Dice Wolff, también, que anda buscando, sin prisa pero sin pausa, escribir el cuento perfecto.
Es insólito que el relato titulado Aquí empieza nuestra historia, considerado (por la misma crítica de la etiqueta) uno de los mejores de Wolff, no haya sido apreciado por el autor para formar parte de esta antología que, inexplicablemente, se llama Aquí empieza nuestra historia. Es raro. O quizá no. A lo mejor es una ironía, a lo mejor es otra falla de los “críticos”, a lo mejor, y es lo que yo creo como lector, es la más extraordinaria elipsis en la historia de la literatura. Repito: palabras no dichas, veladas sugerencias, silencios cargados de sentidos (libro llamado así, cuento que no está).
CUESTION DE GENERO
Para finalizar, un pedido: creo, no, siento, que “Realismo sucio” es el de Charles Bukowski, el de John Fante, el de esa maravilla cubana llamada Pedro Juan Gutiérrez.
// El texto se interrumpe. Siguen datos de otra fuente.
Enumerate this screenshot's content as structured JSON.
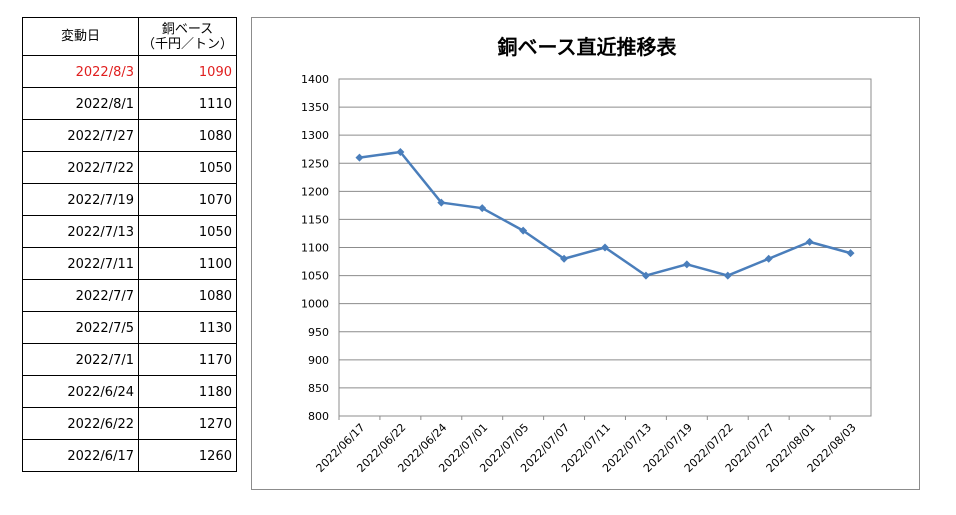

Deberíamos buscar para el otro grupo, si es que hay que hacerlo, un rótulo diferente: leí por allí algo que podría acercarse, como “realismo llano” o “realismo trágico”; yo me inclinaría por el de “realismo moral”: porque tanto en Cheever, como en Carver, como en Ford, como en Wolff, como en el menos conocido Ethan Canin, es la herida que en el pasado provocó a sus personajes la falta de decencia, de ética, de integridad, lo que ordena el presente de sus vidas, lo que los hace el centro de la mejor literatura.